Читаем The Killing Moon: A Novel полностью

"I'd say Revolutionary War people are optimists. Birth of a nation and all that. Brightly colored uniforms, fireworks in the sky—right? World War Two people, they seem sort of downbeat. Drab and tough and dirty. We won, but at what cost? Realists. But Civil War people—I would say we are humanists. You know, brother against brother, a nation divided. People interested in people, in their fellow countrymen."

"And slow readers."

"That too. Did you bring lunch? Since we never actually ate, I thought maybe I could—"

"I did bring something, yeah."

She shook her head in the darkness of the room, pushing past his reluctance. "Well, do you want some company when you take your forty? A midnight lunch, like the first time—"

"I can't. Not tonight."

She lay very still in order that he wouldn't hear the pillow crunching or the mattress creaking or any other sounds of distress. "You have to be somewhere later?"

"I do."

"Okay," she said. She moved her head a little, just to clue him in. "And I'm not going to take that the wrong way. I'm not going to overreact."

"Good."

"I'm definitely not going to think you're meeting Wanda."

"You know I'm not."

"Of course I do." She let some silence play. "Of course."

"The badge and the gun, they mean something in a town full of nothing. To some people. That's all that is."

Not me, she thought. She wished he would take them both off, and for good. She pictured him there at the station with his book open on his lap, wondering why he bothered with her at all. "Is this humiliating call going to be saved forever on tape?"

"I switched off the recorder when the Sam Lake address came up."

"You're lucky she's so gross, you know. I mean—lucky."

"I do know it."

"I can tell by your voice, you're smiling."

"I can tell by yours, you're lying down. In bed?"

"I was worried you were going to try and hand me some bullshit. Like that she was in trouble or something. Like you were 'helping' her."

"What are you wearing?"

"Uh-uh," she said. "No way."

"I can tell by your voice," he said, "you're smiling."

"Just tell me that all this sneaking around is really necessary."

"All this sneaking around is really necessary."

"I don't know how cops' wives do it. I really can't imagine."

"You can't?"

She couldn't believe he had just said that. "Don't play with me. Mr. 'I'll-never-lie-to-you.' Mr. 'I'll-be-brutally-honest-when-it's-time-to-break-your-heart.'"

Across the silence of the phone line, she broadcast her thoughts: Ask me to go away with you. See how fast I can pack.

Yet the shame of this secret desire, her guilty ambition, reddened her cheeks. She thought of the barn, the llamas sleeping under the summer moon, and everything she had to do after dawn. But especially her mother, in her bed in the room across the hall. How profoundly the deaf sleep.

13

CULLEN

"SUMMER MORNINGS," said Cullen. "The air, before it heats up? Nothing like it. A gift. This is the only time of year when I don't question what the hell are we doing still living here."

Maddox, taciturn Maddox, sat over his food across from Cullen in the red vinyl booth.

"Must be nice for you these days," said Cullen, pursuing him, "seeing the sun come up.
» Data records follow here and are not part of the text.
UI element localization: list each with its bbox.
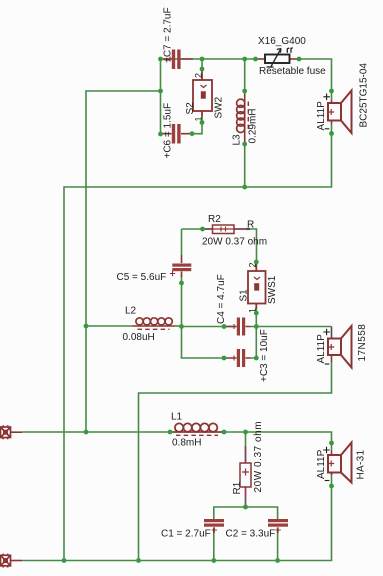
svg-text:S1: S1 (239, 289, 250, 302)
capacitor C3 (224, 357, 251, 359)
wire C1 C2 bus (214, 507, 278, 519)
wire R2 out to SWS1 (250, 229, 257, 262)
fuse X16_G400 (256, 48, 300, 67)
svg-text:R: R (247, 220, 254, 231)
svg-text:20W 0.37 ohm: 20W 0.37 ohm (253, 421, 264, 493)
wire C2 bottom (277, 533, 279, 561)
svg-text:SWS1: SWS1 (267, 275, 278, 304)
svg-text:BC25TG15-04: BC25TG15-04 (359, 63, 370, 128)
wire fuse to tweeter top (299, 59, 332, 100)
svg-text:0.8mH: 0.8mH (172, 438, 201, 449)
capacitor C2 (277, 528, 279, 534)
capacitor C6 (161, 133, 192, 135)
svg-text:R1: R1 (232, 481, 243, 494)
wire L3 top branch (244, 59, 246, 91)
wire bottom input rail y=432 (22, 432, 332, 443)
wire SWS1 pin1 down (255, 309, 257, 327)
speaker 17N558 (328, 326, 352, 368)
svg-text:S2: S2 (185, 102, 196, 115)
svg-text:SW2: SW2 (214, 96, 225, 118)
svg-text:AL11P: AL11P (316, 449, 327, 479)
svg-text:2: 2 (194, 73, 204, 78)
speaker HA-31 (328, 443, 352, 483)
svg-text:L3: L3 (232, 134, 243, 146)
wire R2 input segment (182, 228, 203, 230)
wire C4 out to speaker node (251, 326, 332, 328)
svg-text:C5 = 5.6uF: C5 = 5.6uF (117, 272, 167, 283)
wire HA31 top stub (331, 443, 333, 451)
svg-text:0.08uH: 0.08uH (123, 332, 155, 343)
svg-text:AL11P: AL11P (316, 101, 327, 131)
resistor R1 (245, 446, 247, 507)
wire HA31 bottom stub (331, 472, 333, 487)
svg-text:+C7 = 2.7uF: +C7 = 2.7uF (162, 7, 173, 63)
speaker 17N558 labels (323, 329, 330, 336)
wire L2 row (86, 325, 133, 327)
wire bottom return rail y=560.5 (22, 486, 332, 561)
wire S2 pin2 stub (201, 59, 203, 69)
svg-text:+C3 = 10uF: +C3 = 10uF (259, 329, 270, 382)
wire R1 branch top (245, 432, 247, 446)
svg-text:C4 = 4.7uF: C4 = 4.7uF (216, 274, 227, 324)
svg-text:AL11P: AL11P (316, 334, 327, 364)
capacitor C1 (213, 528, 215, 534)
resistor R2 (203, 228, 251, 230)
wire C1 bottom (213, 533, 215, 561)
svg-text:HA-31: HA-31 (356, 450, 367, 480)
speaker BC25TG15-04 (328, 91, 352, 134)
svg-text:R2: R2 (208, 214, 221, 225)
svg-text:X16_G400: X16_G400 (258, 36, 306, 47)
switch S2 (193, 69, 212, 117)
svg-text:C2 = 3.3uF: C2 = 3.3uF (226, 529, 276, 540)
svg-text:L1: L1 (171, 412, 183, 423)
capacitor C4 (224, 326, 251, 328)
speaker BC25TG15-04 labels (323, 94, 330, 101)
svg-text:Resetable fuse: Resetable fuse (259, 66, 326, 77)
connector pad input top (1, 425, 23, 439)
wire C5 top vertical (181, 229, 183, 255)
inductor L3 (237, 91, 249, 144)
speaker HA-31 labels (323, 447, 330, 454)
wire input tap y=91 (86, 91, 161, 432)
connector pad input bottom (1, 554, 23, 568)
svg-text:17N558: 17N558 (357, 324, 368, 362)
svg-text:20W 0.37 ohm: 20W 0.37 ohm (202, 237, 267, 248)
switch SWS1 (248, 262, 266, 309)
wire top rail y=59 from C7 to fuse (161, 58, 256, 60)
svg-text:0.29mH: 0.29mH (248, 108, 259, 143)
wire C4 row left (182, 326, 237, 328)
wire S2 pin1 to C6 (192, 116, 202, 134)
wire mid speaker return (139, 362, 332, 561)
svg-text:C1 = 2.7uF: C1 = 2.7uF (161, 529, 211, 540)
wire input vertical x=160.5 (160, 59, 162, 134)
inductor L1 (171, 423, 224, 435)
wire L2 out to cross (175, 325, 182, 327)
capacitor C7 (161, 57, 193, 62)
inductor L2 (133, 318, 176, 330)
svg-text:+C6 = 1.5uF: +C6 = 1.5uF (163, 103, 174, 159)
wire C5 bottom to L2 node to C3 (182, 276, 225, 358)
wire L3 bottom to rail (244, 144, 246, 187)
svg-text:L2: L2 (125, 306, 137, 317)
capacitor C5 (181, 255, 183, 277)
wire tweeter bottom down and left rail y=187 (64, 124, 332, 561)
wire speaker node down to C3 right (251, 327, 257, 359)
I don't imagine that happened much in your previous incarnations."

Maddox picked apart his omelet with the precision of a laboratory scientist, exposing and extracting cubes of Canadian bacon, chunks of green pepper and mushroom, inspecting each before allowing them into his mouth. "Not really."

Cullen surveyed his own lumberjack special, which had seemed like such a good idea when he ordered it. Now he'd be knocked out all morning, bloated and yawning.

Cullen sponged up some blueberry syrup, washed it down with a gulp of coffee. He looked out the window of the pancake house, cars curling around the rotary and up the highway ramps. Rainfield was a midsized town of strip malls, fast food, and on-the-go convenience massed like plaque at the arterial interchange of a north-south interstate and an east-west route. Not much to look at, and even less to visit, but with its Best Buy, Kohl's, chain restaurants, and a six-screen movie theater, to the scratch towns of northern Mitchum County it was a metropolis. The region's Las Vegas.